Que faut-il entendre par analyse matérialiste ? « L’un des axiomes, sinon l’axiome fondamental de ma démarche, est que les femmes et les hommes sont des groupes sociaux », explique à juste titre Christine Delphy (p. 23). Il est donc nécessaire de rendre compte du rapport social qui structure les femmes comme groupe social face aux hommes. Étant entendu que les groupes ne sont pas « sui generis, constitués avant leur mise en rapport. C’est au contraire leurs rapports qui les constituent en tant que tels » (p. 29). Un des enjeux des discussions et du travail d’élaboration amorcés à partir des années 1970 était de mettre à jour ce qui, dans le système capitaliste, constituait les femmes comme groupe social soumis à une oppression spécifique, donc entre autres « prolétarisées » de façon spécifique. En particulier en produisant une analyse matérialiste de la famille.

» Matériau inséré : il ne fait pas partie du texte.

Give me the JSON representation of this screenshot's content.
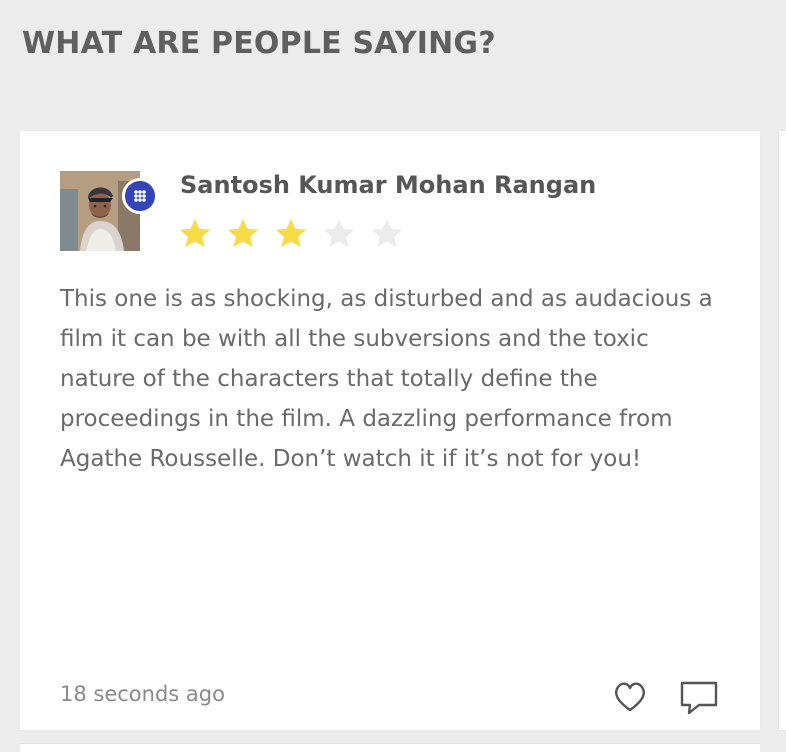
{
  "section": {
    "title": "WHAT ARE PEOPLE SAYING?"
  },
  "review": {
    "reviewer_name": "Santosh Kumar Mohan Rangan",
    "rating": 3,
    "max_rating": 5,
    "text": "This one is as shocking, as disturbed and as audacious a film it can be with all the subversions and the toxic nature of the characters that totally define the proceedings in the film. A dazzling performance from Agathe Rousselle. Don’t watch it if it’s not for you!",
    "timestamp": "18 seconds ago",
    "icons": {
      "avatar": "user-avatar",
      "badge": "app-badge-icon",
      "star": "star-icon",
      "like": "heart-icon",
      "comment": "comment-icon"
    }
  },
  "colors": {
    "background": "#ececec",
    "card": "#ffffff",
    "title": "#5f5f5f",
    "text": "#6a6a6a",
    "star_active": "#f6dc47",
    "star_inactive": "#ececec",
    "badge": "#3343b8"
  }
}
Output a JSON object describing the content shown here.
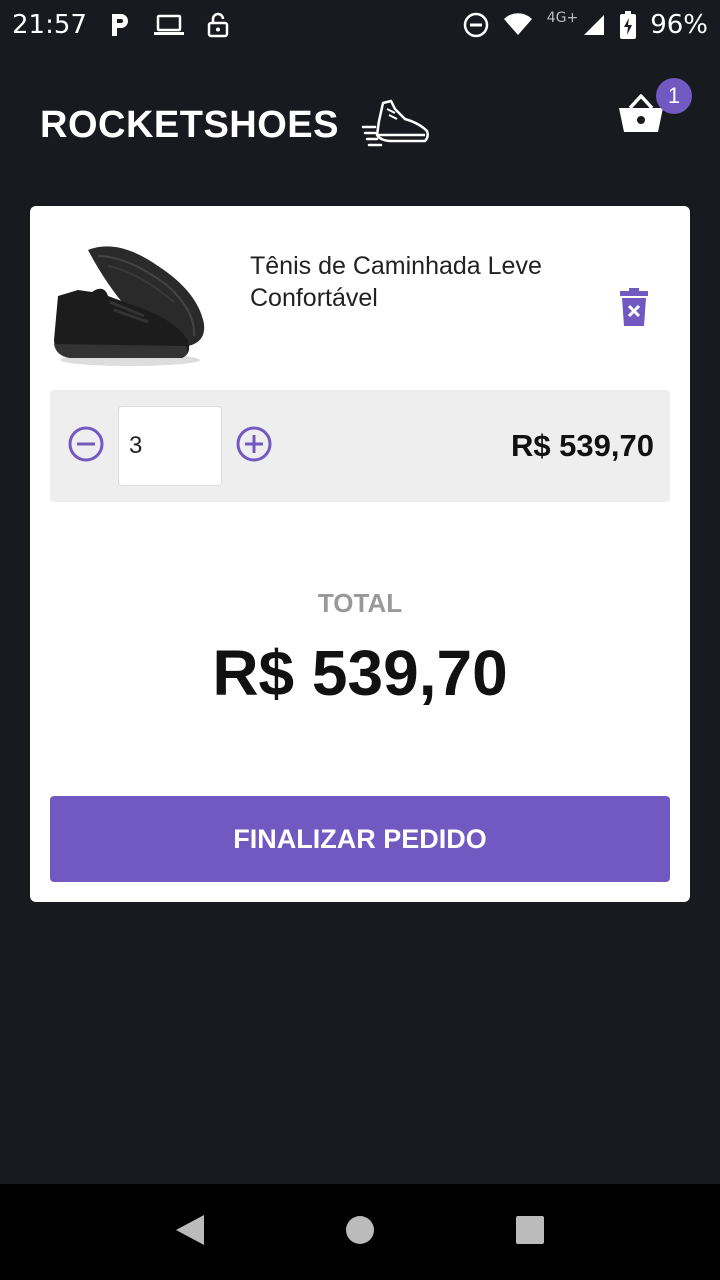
{
  "status_bar": {
    "time": "21:57",
    "network": "4G+",
    "battery": "96%",
    "icons": [
      "parking-icon",
      "laptop-icon",
      "lock-open-icon",
      "do-not-disturb-icon",
      "wifi-icon",
      "signal-icon",
      "battery-icon"
    ]
  },
  "header": {
    "brand": "ROCKETSHOES",
    "logo_icon": "running-shoe-icon",
    "cart_icon": "basket-icon",
    "cart_count": "1"
  },
  "cart": {
    "item": {
      "title": "Tênis de Caminhada Leve Confortável",
      "image_icon": "sneaker-image",
      "quantity": "3",
      "subtotal": "R$ 539,70",
      "delete_icon": "trash-icon",
      "minus_icon": "minus-circle-icon",
      "plus_icon": "plus-circle-icon"
    },
    "total_label": "TOTAL",
    "total_value": "R$ 539,70",
    "checkout_label": "FINALIZAR PEDIDO"
  },
  "colors": {
    "background": "#191920",
    "accent": "#7159c1",
    "card": "#ffffff",
    "qty_row": "#eeeeee"
  },
  "nav_bar": {
    "icons": [
      "back-icon",
      "home-icon",
      "recents-icon"
    ]
  }
}
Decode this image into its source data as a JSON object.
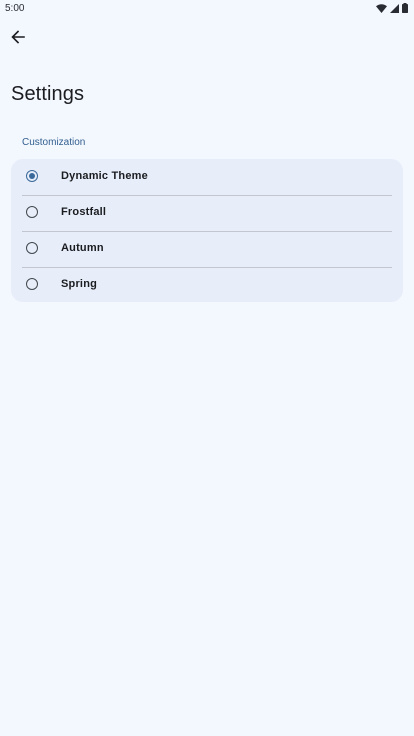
{
  "status_bar": {
    "time": "5:00",
    "icons": [
      "wifi-icon",
      "cell-signal-icon",
      "battery-icon"
    ]
  },
  "toolbar": {
    "back_icon": "arrow-back-icon"
  },
  "page": {
    "title": "Settings"
  },
  "section": {
    "header": "Customization"
  },
  "options": [
    {
      "label": "Dynamic Theme",
      "selected": true
    },
    {
      "label": "Frostfall",
      "selected": false
    },
    {
      "label": "Autumn",
      "selected": false
    },
    {
      "label": "Spring",
      "selected": false
    }
  ],
  "colors": {
    "background": "#f3f7fe",
    "card": "#e7eef9",
    "accent": "#3a6a9c",
    "section_header": "#315f8f",
    "divider": "#c3c6cf"
  }
}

Une fois cela rappelé - et ce rappel n’est pas mince -, il serait intéressant de discuter du mode de production domestique non plus du point de vue théorique général, mais comme outil d’analyse permettant, passée la phase de déconstruction, de produire des analyses plus concrètes. On s’apercevrait alors que les situations dans lesquelles l’institution familiale est encore pour partie articulée à une unité de production et qui fonctionne comme « domus au sens large et sociologique du terme » occupent touiours une place centrale dans les textes de Christine Delphy. En revanche - c’est en tout cas mon sentiment -, la référence au mode de production domestique devient beaucoup plus formelle lorsqu’il s’agit de traiter de la famille moderne classique et, par exemple, des rapports entretenus entre le statut qu’elle donne aux femmes et leurs formes de « prolétarisation ».

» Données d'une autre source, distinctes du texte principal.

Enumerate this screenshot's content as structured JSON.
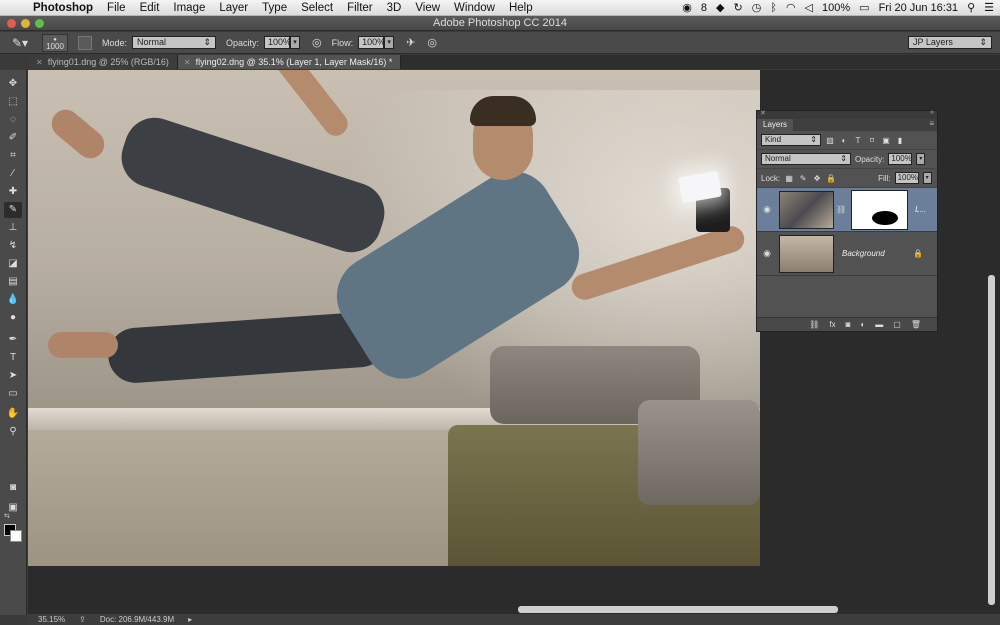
{
  "menubar": {
    "apple_icon": "apple-icon",
    "app_name": "Photoshop",
    "items": [
      "File",
      "Edit",
      "Image",
      "Layer",
      "Type",
      "Select",
      "Filter",
      "3D",
      "View",
      "Window",
      "Help"
    ],
    "tray": {
      "notification_count": "8",
      "battery": "100%",
      "datetime": "Fri 20 Jun  16:31"
    }
  },
  "window": {
    "title": "Adobe Photoshop CC 2014"
  },
  "options": {
    "brush_size": "1000",
    "mode_label": "Mode:",
    "mode_value": "Normal",
    "opacity_label": "Opacity:",
    "opacity_value": "100%",
    "flow_label": "Flow:",
    "flow_value": "100%",
    "workspace": "JP Layers"
  },
  "tabs": [
    {
      "label": "flying01.dng @ 25% (RGB/16)",
      "active": false
    },
    {
      "label": "flying02.dng @ 35.1% (Layer 1, Layer Mask/16) *",
      "active": true
    }
  ],
  "status": {
    "zoom": "35.15%",
    "doc": "Doc: 206.9M/443.9M"
  },
  "layers_panel": {
    "tab": "Layers",
    "kind_label": "Kind",
    "blend_mode": "Normal",
    "opacity_label": "Opacity:",
    "opacity_value": "100%",
    "lock_label": "Lock:",
    "fill_label": "Fill:",
    "fill_value": "100%",
    "layers": [
      {
        "name": "L...",
        "selected": true
      },
      {
        "name": "Background",
        "selected": false
      }
    ]
  },
  "colors": {
    "accent": "#6b7f9b",
    "fg_swatch": "#000000",
    "bg_swatch": "#ffffff"
  }
}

La seconde discussion à poursuivre porte sur ce qu’il faut entendre par analyse matérialiste. Sous deux angles. D’abord, une tendance à rendre synonyme analyse matérialiste et mise à jour « d’une base économique ». Ensuite - et surtout -, dans la façon dont cette méthode d’analyse matérialiste est définie. Christine Delphy l’oppose au « naturalisme - et à « l’idéalisme » qui « concourent à expliquer du social par du non-social, et à nier la « nature sociale » de l’humain » (p. 23). Dans ce cadre, elle propose pour parler des sexes, d’employer le « concept de genre », créé dans le monde anglo-saxon et qu’elle a « utilisé dès 1976 » (p. 29). Sa fonction est de reconnaître l’aspect social de la dichotomie « sexuelle », de le traiter comme tel et, donc, de le détacher « de l’aspect anatomico-biolo-gique du sexe » (p. 29).

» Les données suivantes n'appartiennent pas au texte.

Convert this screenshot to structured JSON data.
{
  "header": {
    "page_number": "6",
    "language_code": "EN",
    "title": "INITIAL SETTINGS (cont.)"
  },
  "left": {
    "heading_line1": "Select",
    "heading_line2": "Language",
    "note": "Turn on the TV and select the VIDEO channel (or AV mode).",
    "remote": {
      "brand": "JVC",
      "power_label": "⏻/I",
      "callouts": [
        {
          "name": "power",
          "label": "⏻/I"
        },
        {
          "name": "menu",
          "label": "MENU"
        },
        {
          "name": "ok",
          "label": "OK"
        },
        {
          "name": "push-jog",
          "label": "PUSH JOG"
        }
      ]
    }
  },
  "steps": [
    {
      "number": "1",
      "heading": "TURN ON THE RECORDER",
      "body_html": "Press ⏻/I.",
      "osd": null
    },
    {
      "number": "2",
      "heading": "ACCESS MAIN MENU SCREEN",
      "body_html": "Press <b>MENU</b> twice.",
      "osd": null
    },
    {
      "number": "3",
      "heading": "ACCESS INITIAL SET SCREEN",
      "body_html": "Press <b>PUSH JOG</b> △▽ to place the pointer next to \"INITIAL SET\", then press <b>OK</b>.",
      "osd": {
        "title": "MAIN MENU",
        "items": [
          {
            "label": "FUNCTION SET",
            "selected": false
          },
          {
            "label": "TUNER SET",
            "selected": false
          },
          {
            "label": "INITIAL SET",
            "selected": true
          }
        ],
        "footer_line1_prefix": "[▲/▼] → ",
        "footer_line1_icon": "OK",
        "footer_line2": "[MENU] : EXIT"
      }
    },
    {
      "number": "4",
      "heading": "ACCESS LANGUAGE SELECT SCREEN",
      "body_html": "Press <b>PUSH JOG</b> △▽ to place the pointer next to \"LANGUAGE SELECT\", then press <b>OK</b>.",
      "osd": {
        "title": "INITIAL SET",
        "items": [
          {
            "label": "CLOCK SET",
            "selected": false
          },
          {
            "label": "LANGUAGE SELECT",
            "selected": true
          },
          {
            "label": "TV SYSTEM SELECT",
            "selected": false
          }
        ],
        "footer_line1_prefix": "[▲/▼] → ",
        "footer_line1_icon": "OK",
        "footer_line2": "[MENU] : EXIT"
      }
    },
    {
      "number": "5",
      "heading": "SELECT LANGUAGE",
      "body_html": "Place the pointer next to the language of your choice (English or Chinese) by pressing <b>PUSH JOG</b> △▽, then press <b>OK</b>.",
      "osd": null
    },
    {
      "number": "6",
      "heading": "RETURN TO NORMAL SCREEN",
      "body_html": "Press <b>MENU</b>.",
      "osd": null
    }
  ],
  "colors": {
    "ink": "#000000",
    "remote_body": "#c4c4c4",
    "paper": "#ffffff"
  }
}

Le masculin et le féminin sont effectivement des catégories construites socialement et qui de plus n’existent pas comme des essences préconstituées avant leur mise en rapport : c’est cette mise en rapport qui les constitue. Reste deux problèmes qui me semblent plus importants qu’un débat terminologique sur « le concept de genre » ; ou en tout cas incontournables si l’on veut travailler à partir de ce concept. D’une part, ce qu’il faut entendre par « social » : pour moi, je l’ai déjà souligné, le symbolique et l’imaginaire sont constitutifs du social dans son objectivité. Deuxième problème : comment situer cette analyse matérialiste par rapport aux diverses théories existantes dans le champ des sciences humaines. Ainsi, pour Christine Delphy, le freudisme est basé « sur l’universalité des instincts » (p. 273) et relève donc d’un naturalisme. N’est-ce pas, pour le moins, confondre Reich et Freud ? [1]

Antoine Artous


P.-S.

* Paru dans la revue « Critique communiste » n° 154, hiver 1999, qui présentait un dossier « Femmes ».

Notes

[1Concernant le rapport entre l’œuvre de Wilhem Reich et la radicalisation liée à Mai 68, Christine Delphy a rajouté à l’un de ses textes une note des plus pertinentes : « Son œuvre liant une libération sexuelle très masculine- l’accumulation des orgasmes par Unis les moyens- et la rébellion contre l’ordre social fut remise au goût du jour par les jeunes hommes en Mai 1968. » (p. 282) Mais si cela a été possible ce n’est pas principalement à cause des théories un peu délirantes de Reich à la fin de sa vie, c’est parce que, contrairement à Freud, il développait dès le départ une conception naturaliste (génitale) de la sexualité.